The Egyptian government began clearing large pro-Muslim Brotherhood tent-camp demonstrations out of two Cairo squares today, the Wall Street Journal reports. Shooting was reported by military sources on the scene, and protestors claimed that as many as one hundred people had died, but those claims could not yet be verified.
The demonstrations had begun months ago during the protests that led to the ouster of former President Mohamed Morsi, and intensified in the weeks thereafter, following the military coup that removed Morsi and installed a transitional government under Adly Mansour, formerly Chief Justice of the Supreme Constitutional Court.
The Obama administration had not yet commented on the clearance of the tent camps at the time of writing. After first supporting, then abandoning former President Hosni Mubarak in the 2011 protests that led to the fall of his government, President Barack Obama had supported the Morsi government after democratic elections in 2012.

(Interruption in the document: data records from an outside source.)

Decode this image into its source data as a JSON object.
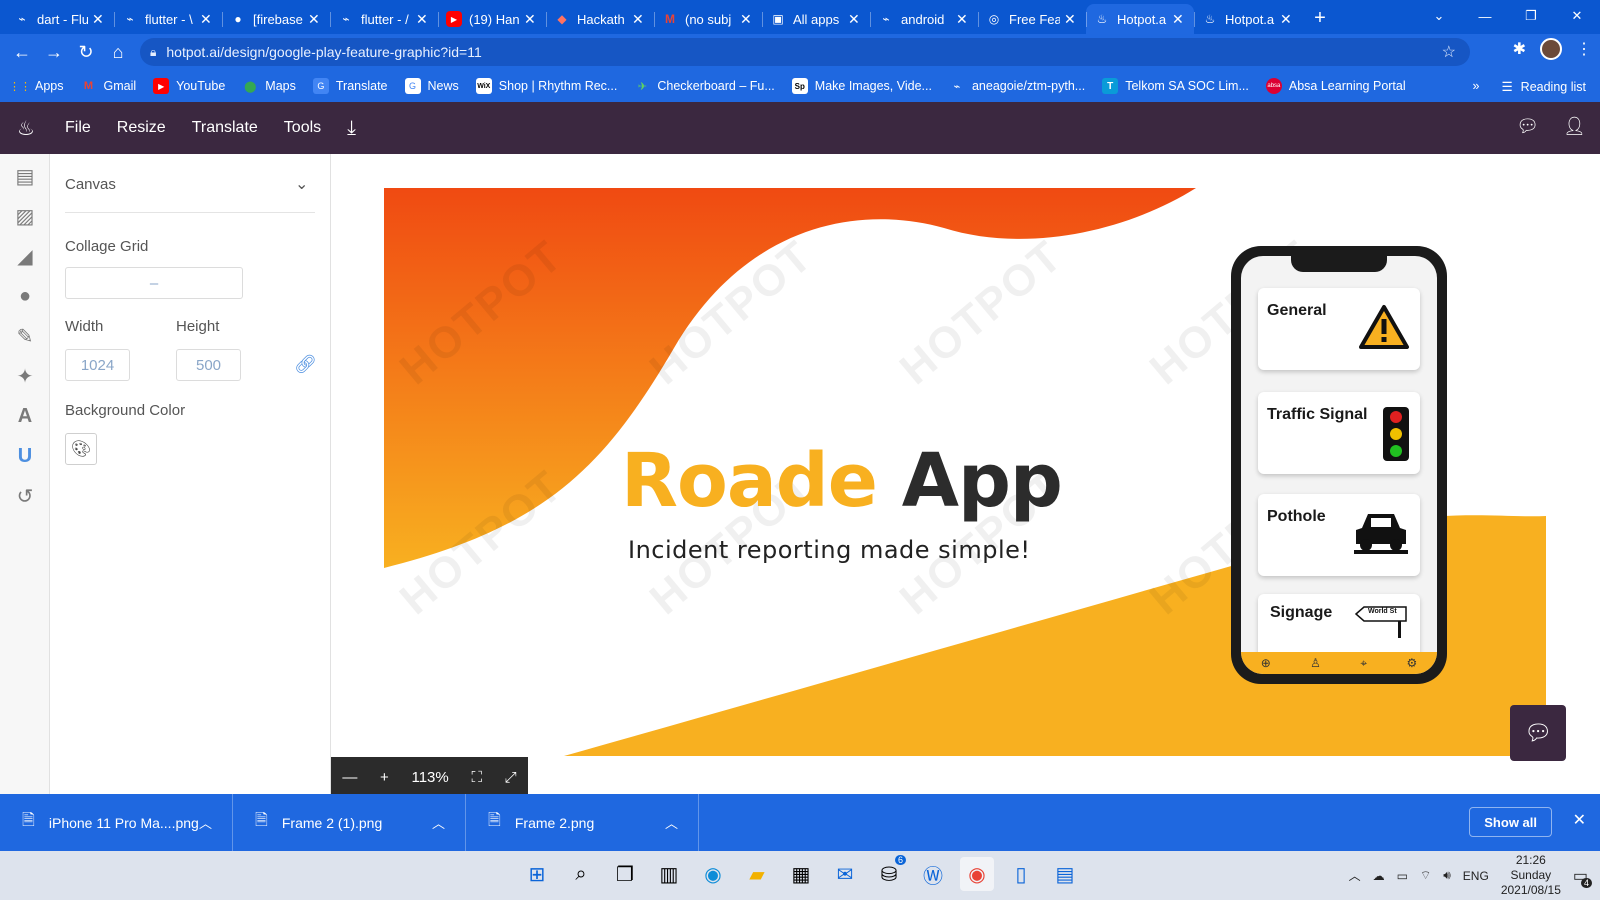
{
  "tabs": [
    {
      "title": "dart - Flu",
      "icon": "file-icon"
    },
    {
      "title": "flutter - \\",
      "icon": "file-icon"
    },
    {
      "title": "[firebase",
      "icon": "github-icon"
    },
    {
      "title": "flutter - /",
      "icon": "file-icon"
    },
    {
      "title": "(19) Han",
      "icon": "youtube-icon"
    },
    {
      "title": "Hackath",
      "icon": "figma-icon"
    },
    {
      "title": "(no subj",
      "icon": "gmail-icon"
    },
    {
      "title": "All apps",
      "icon": "app-icon"
    },
    {
      "title": "android",
      "icon": "file-icon"
    },
    {
      "title": "Free Feat",
      "icon": "compass-icon"
    },
    {
      "title": "Hotpot.a",
      "icon": "hotpot-icon",
      "active": true
    },
    {
      "title": "Hotpot.a",
      "icon": "hotpot-icon"
    }
  ],
  "address": {
    "url": "hotpot.ai/design/google-play-feature-graphic?id=11"
  },
  "bookmarks": [
    {
      "label": "Apps",
      "icon": "apps-grid-icon"
    },
    {
      "label": "Gmail",
      "icon": "gmail-icon"
    },
    {
      "label": "YouTube",
      "icon": "youtube-icon"
    },
    {
      "label": "Maps",
      "icon": "maps-icon"
    },
    {
      "label": "Translate",
      "icon": "translate-icon"
    },
    {
      "label": "News",
      "icon": "news-icon"
    },
    {
      "label": "Shop | Rhythm Rec...",
      "icon": "wix-icon"
    },
    {
      "label": "Checkerboard – Fu...",
      "icon": "bird-icon"
    },
    {
      "label": "Make Images, Vide...",
      "icon": "sp-icon"
    },
    {
      "label": "aneagoie/ztm-pyth...",
      "icon": "file-icon"
    },
    {
      "label": "Telkom SA SOC Lim...",
      "icon": "telkom-icon"
    },
    {
      "label": "Absa Learning Portal",
      "icon": "absa-icon"
    }
  ],
  "bookmarks_right": {
    "reading_list": "Reading list"
  },
  "app_menu": [
    "File",
    "Resize",
    "Translate",
    "Tools"
  ],
  "panel": {
    "section": "Canvas",
    "collage_label": "Collage Grid",
    "collage_value": "–",
    "width_label": "Width",
    "height_label": "Height",
    "width_value": "1024",
    "height_value": "500",
    "bg_label": "Background Color"
  },
  "design": {
    "title_word1": "Roade",
    "title_word2": "App",
    "subtitle": "Incident reporting made simple!",
    "watermark": "HOTPOT",
    "cards": [
      {
        "label": "General"
      },
      {
        "label": "Traffic Signal"
      },
      {
        "label": "Pothole"
      },
      {
        "label": "Signage",
        "sign_text": "World St"
      }
    ],
    "colors": {
      "orange": "#f04a12",
      "yellow": "#f8b020",
      "dark": "#2c2c2c"
    }
  },
  "zoom": {
    "level": "113%"
  },
  "downloads": [
    {
      "name": "iPhone 11 Pro Ma....png"
    },
    {
      "name": "Frame 2 (1).png"
    },
    {
      "name": "Frame 2.png"
    }
  ],
  "downloads_show_all": "Show all",
  "taskbar": {
    "lang": "ENG",
    "time": "21:26",
    "day": "Sunday",
    "date": "2021/08/15",
    "badge": "6",
    "notif": "4"
  }
}
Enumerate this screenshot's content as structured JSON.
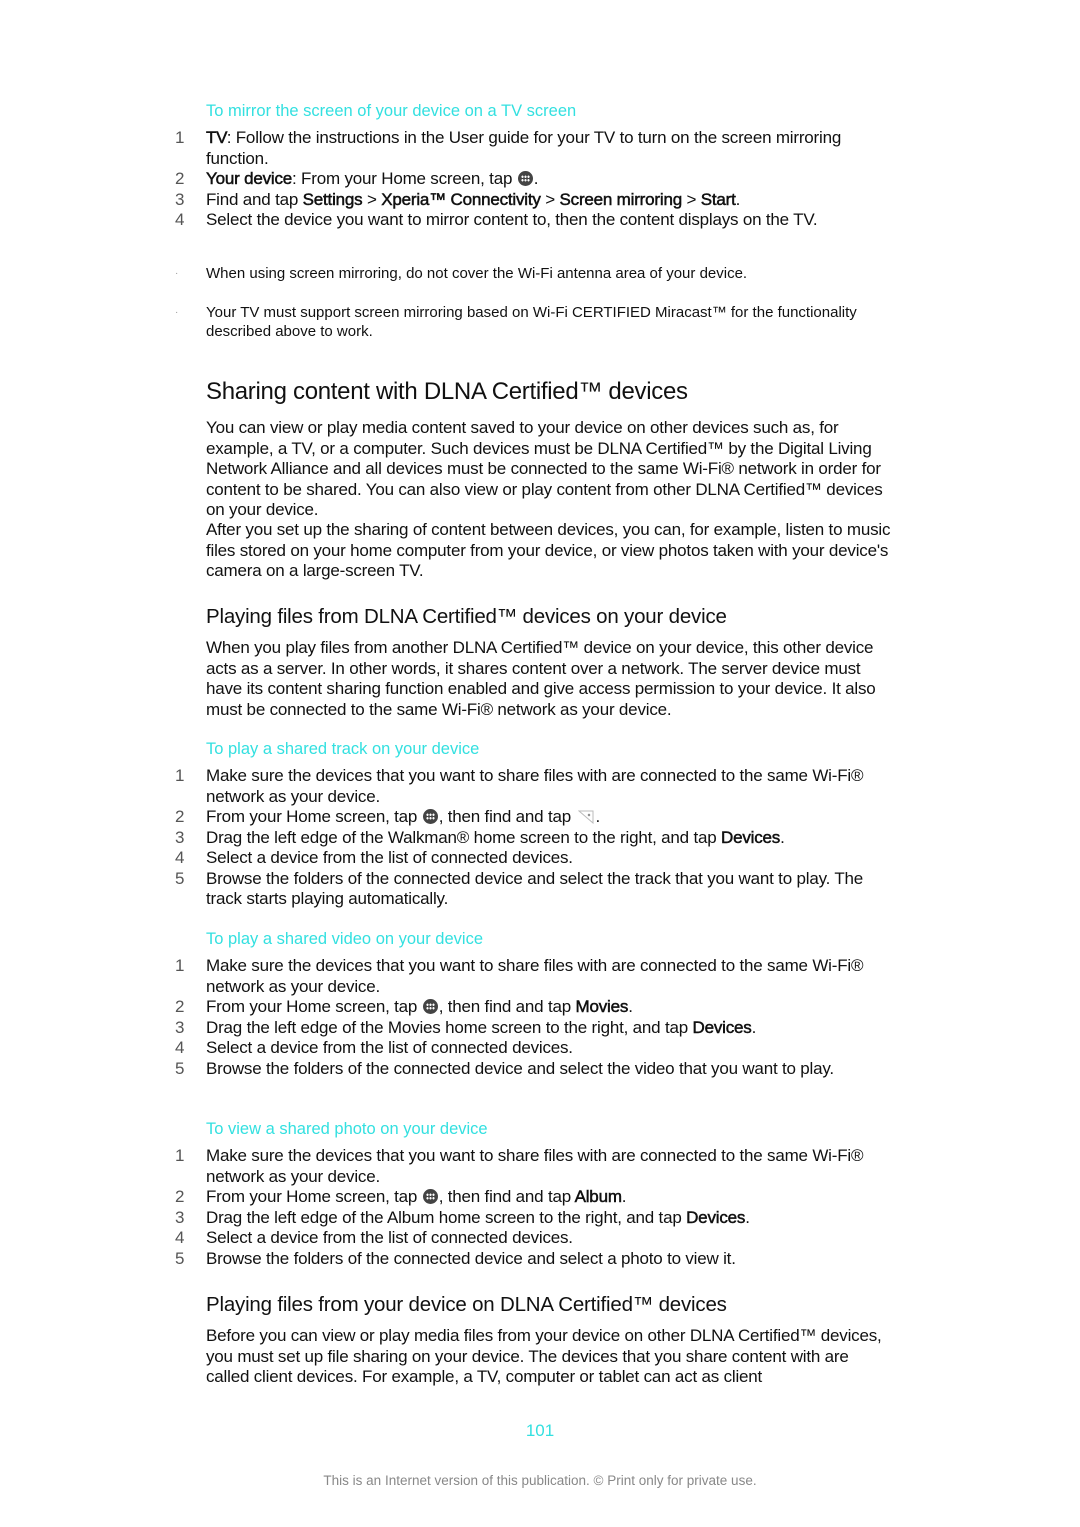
{
  "mirror": {
    "heading": "To mirror the screen of your device on a TV screen",
    "steps": [
      {
        "num": "1",
        "label": "TV",
        "text": ": Follow the instructions in the User guide for your TV to turn on the screen mirroring function."
      },
      {
        "num": "2",
        "label": "Your device",
        "text": ": From your Home screen, tap ",
        "icon": "apps-icon",
        "end": "."
      },
      {
        "num": "3",
        "pre": "Find and tap ",
        "b1": "Settings",
        "s1": " > ",
        "b2": "Xperia™ Connectivity",
        "s2": " > ",
        "b3": "Screen mirroring",
        "s3": " > ",
        "b4": "Start",
        "end": "."
      },
      {
        "num": "4",
        "text": "Select the device you want to mirror content to, then the content displays on the TV."
      }
    ],
    "notes": [
      "When using screen mirroring, do not cover the Wi-Fi antenna area of your device.",
      "Your TV must support screen mirroring based on Wi-Fi CERTIFIED Miracast™ for the functionality described above to work."
    ]
  },
  "section": {
    "title": "Sharing content with DLNA Certified™ devices",
    "para1": "You can view or play media content saved to your device on other devices such as, for example, a TV, or a computer. Such devices must be DLNA Certified™ by the Digital Living Network Alliance and all devices must be connected to the same Wi-Fi® network in order for content to be shared. You can also view or play content from other DLNA Certified™ devices on your device.",
    "para2": "After you set up the sharing of content between devices, you can, for example, listen to music files stored on your home computer from your device, or view photos taken with your device's camera on a large-screen TV."
  },
  "playing_from": {
    "title": "Playing files from DLNA Certified™ devices on your device",
    "para": "When you play files from another DLNA Certified™ device on your device, this other device acts as a server. In other words, it shares content over a network. The server device must have its content sharing function enabled and give access permission to your device. It also must be connected to the same Wi-Fi® network as your device."
  },
  "track": {
    "heading": "To play a shared track on your device",
    "s1": "Make sure the devices that you want to share files with are connected to the same Wi-Fi® network as your device.",
    "s2a": "From your Home screen, tap ",
    "s2b": ", then find and tap ",
    "s2c": ".",
    "s3a": "Drag the left edge of the Walkman® home screen to the right, and tap ",
    "s3b": "Devices",
    "s3c": ".",
    "s4": "Select a device from the list of connected devices.",
    "s5": "Browse the folders of the connected device and select the track that you want to play. The track starts playing automatically."
  },
  "video": {
    "heading": "To play a shared video on your device",
    "s1": "Make sure the devices that you want to share files with are connected to the same Wi-Fi® network as your device.",
    "s2a": "From your Home screen, tap ",
    "s2b": ", then find and tap ",
    "s2bold": "Movies",
    "s2c": ".",
    "s3a": "Drag the left edge of the Movies home screen to the right, and tap ",
    "s3b": "Devices",
    "s3c": ".",
    "s4": "Select a device from the list of connected devices.",
    "s5": "Browse the folders of the connected device and select the video that you want to play."
  },
  "photo": {
    "heading": "To view a shared photo on your device",
    "s1": "Make sure the devices that you want to share files with are connected to the same Wi-Fi® network as your device.",
    "s2a": "From your Home screen, tap ",
    "s2b": ", then find and tap ",
    "s2bold": "Album",
    "s2c": ".",
    "s3a": "Drag the left edge of the Album home screen to the right, and tap ",
    "s3b": "Devices",
    "s3c": ".",
    "s4": "Select a device from the list of connected devices.",
    "s5": "Browse the folders of the connected device and select a photo to view it."
  },
  "playing_to": {
    "title": "Playing files from your device on DLNA Certified™ devices",
    "para": "Before you can view or play media files from your device on other DLNA Certified™ devices, you must set up file sharing on your device. The devices that you share content with are called client devices. For example, a TV, computer or tablet can act as client"
  },
  "page_number": "101",
  "footer": "This is an Internet version of this publication. © Print only for private use.",
  "nums": [
    "1",
    "2",
    "3",
    "4",
    "5"
  ]
}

That support continued despite subsequent authoritarian behavior by the Morsi regime, and U.S. diplomats discouraged the public demonstrations that set the stage for the coup. Efforts by the administration to discourage the Egyptian military from carrying out a coup were unsuccessful, and ties with the new Egyptian government remain frayed.
The Journal reports:
Images from state television and provided by the Brotherhood’s press office showed smoke filling the air, helicopters circling the sky, government snipers on roofs and scores of protestors lined up against cars as they were arrested by police. They also showed bloody bodies being taken into a Brotherhood field hospital…The Egyptian army blocked reporters from going to the scene, violating earlier promises the police made to invite the press and human rights activists to observe the clearing of the sit-ins, and concerns of police brutality.
Gunshots were heard, and one soldier was quoted as saying: “Everyone is shooting at everyone.”
In spite of the unrest, the Egyptian government has continued security cooperation with Israel against terrorist groups operating near the two countries’ border in the Sinai peninsula. Earlier in the week, the Israeli Iron Dome missile system, which is partly funded by the U.S., intercepted and destroyed a rocket fired from the Sinai at the Red Sea port city of Eilat.